Get the Oid from a database object

var newObject = db.Insert<Product>();
ulong oid = db.GetOid(newObject);

Find an object in the database by its unique key

var oid = 459123UL;
var product = db.Get<Product>(oid);

Notes

  • Zero (0) is not a valid Oid.

  • It's not yet possible to insert a database object with a predefined Oid.

Comparing database objects

Database objects can be checked for equality with the object.Equals method or the Equals instance method for each database class instance. Comparing database objects with object.ReferenceEquals or the == operator always returns false if any of the objects are retrieved from the database.
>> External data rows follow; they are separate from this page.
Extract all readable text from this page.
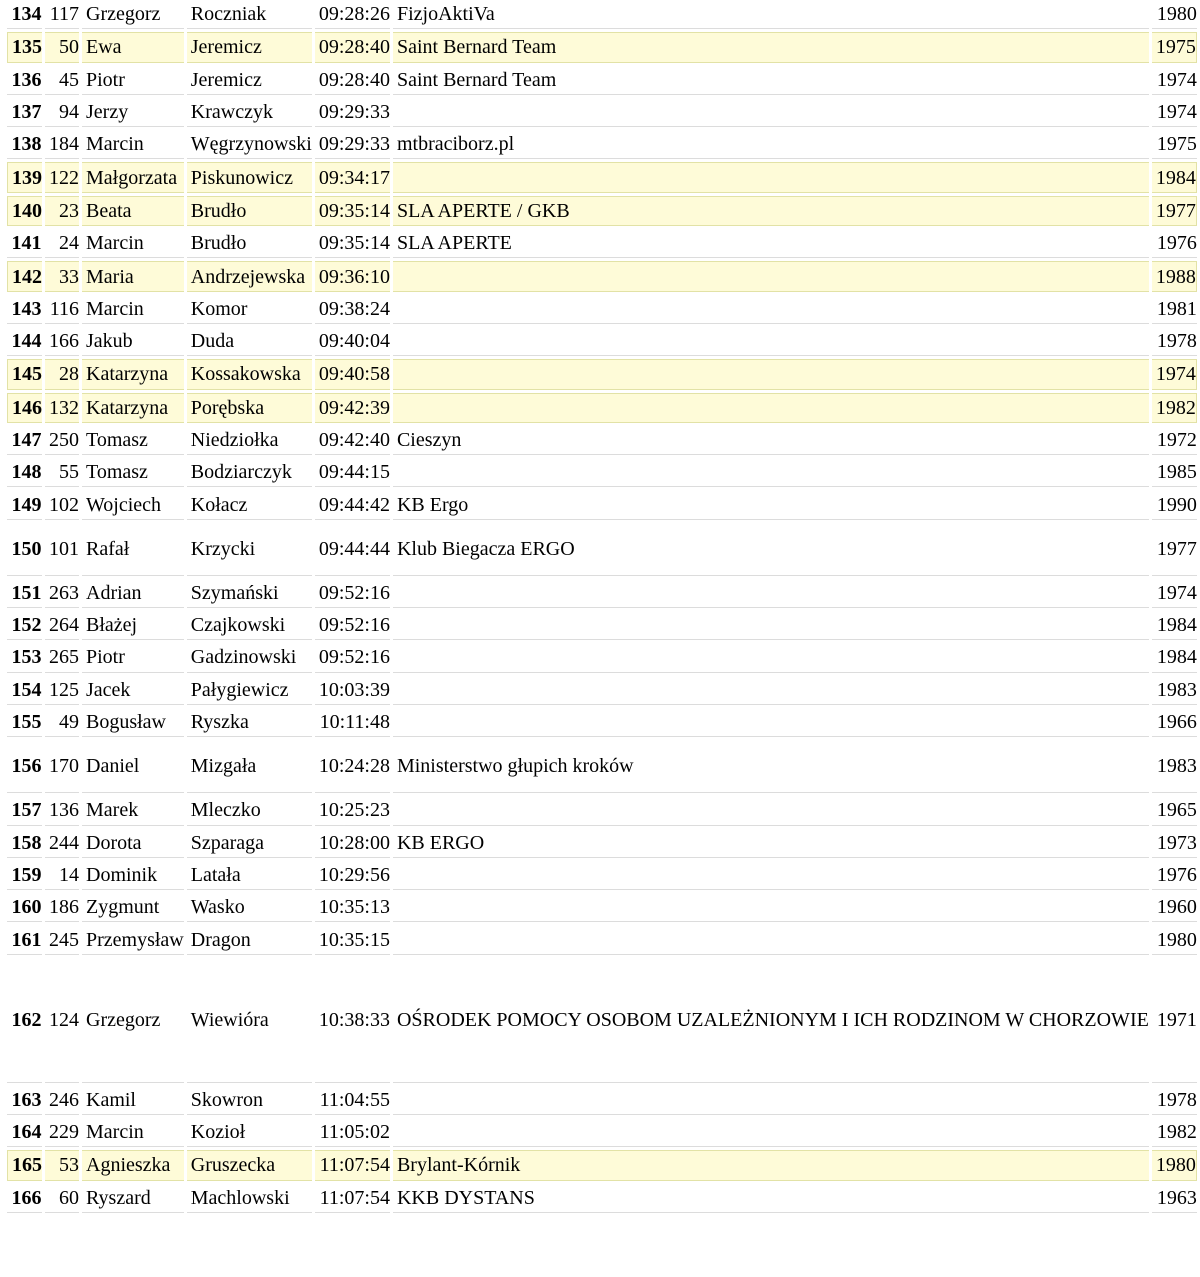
134	117	Grzegorz	Roczniak	09:28:26	FizjoAktiVa	1980
135	50	Ewa	Jeremicz	09:28:40	Saint Bernard Team	1975
136	45	Piotr	Jeremicz	09:28:40	Saint Bernard Team	1974
137	94	Jerzy	Krawczyk	09:29:33		1974
138	184	Marcin	Węgrzynowski	09:29:33	mtbraciborz.pl	1975
139	122	Małgorzata	Piskunowicz	09:34:17		1984
140	23	Beata	Brudło	09:35:14	SLA APERTE / GKB	1977
141	24	Marcin	Brudło	09:35:14	SLA APERTE	1976
142	33	Maria	Andrzejewska	09:36:10		1988
143	116	Marcin	Komor	09:38:24		1981
144	166	Jakub	Duda	09:40:04		1978
145	28	Katarzyna	Kossakowska	09:40:58		1974
146	132	Katarzyna	Porębska	09:42:39		1982
147	250	Tomasz	Niedziołka	09:42:40	Cieszyn	1972
148	55	Tomasz	Bodziarczyk	09:44:15		1985
149	102	Wojciech	Kołacz	09:44:42	KB Ergo	1990
150	101	Rafał	Krzycki	09:44:44	Klub Biegacza ERGO	1977
151	263	Adrian	Szymański	09:52:16		1974
152	264	Błażej	Czajkowski	09:52:16		1984
153	265	Piotr	Gadzinowski	09:52:16		1984
154	125	Jacek	Pałygiewicz	10:03:39		1983
155	49	Bogusław	Ryszka	10:11:48		1966
156	170	Daniel	Mizgała	10:24:28	Ministerstwo głupich kroków	1983
157	136	Marek	Mleczko	10:25:23		1965
158	244	Dorota	Szparaga	10:28:00	KB ERGO	1973
159	14	Dominik	Latała	10:29:56		1976
160	186	Zygmunt	Wasko	10:35:13		1960
161	245	Przemysław	Dragon	10:35:15		1980
162	124	Grzegorz	Wiewióra	10:38:33	OŚRODEK POMOCY OSOBOM UZALEŻNIONYM I ICH RODZINOM W CHORZOWIE	1971
163	246	Kamil	Skowron	11:04:55		1978
164	229	Marcin	Kozioł	11:05:02		1982
165	53	Agnieszka	Gruszecka	11:07:54	Brylant-Kórnik	1980
166	60	Ryszard	Machlowski	11:07:54	KKB DYSTANS	1963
We can also compare database objects by comparing their Oid's.

Example:

var transactor = services.GetRequiredService<ITransactor>();
transactor.Transact(db =>
{
var firstProduct = db.Insert<Product>();
var firstProductOid = db.GetOid(firstProduct);
var secondProduct = db.Insert<Product>();
var anotherFirstProduct = db.Get<Product>(firstProductOid);
firstProduct.Equals(secondProduct); // false
firstProduct.Equals(anotherFirstProduct); // true
_ = firstProduct == secondProduct; // false
_ = firstProduct == anotherFirstProduct; // false
_ = firstProduct == firstProduct; // true
object.ReferenceEquals(firstProduct, secondProduct); // false
object.ReferenceEquals(firstProduct, anotherFirstProduct); // false
object.ReferenceEquals(firstProduct, firstProduct); // true
});

Limitations

  • Database classes can have a maximum of 112 properties for performance reasons. The limit applies to the total number of persistent properties (including all inherited) per class.

  • Nested database classes are not supported in SQL queries.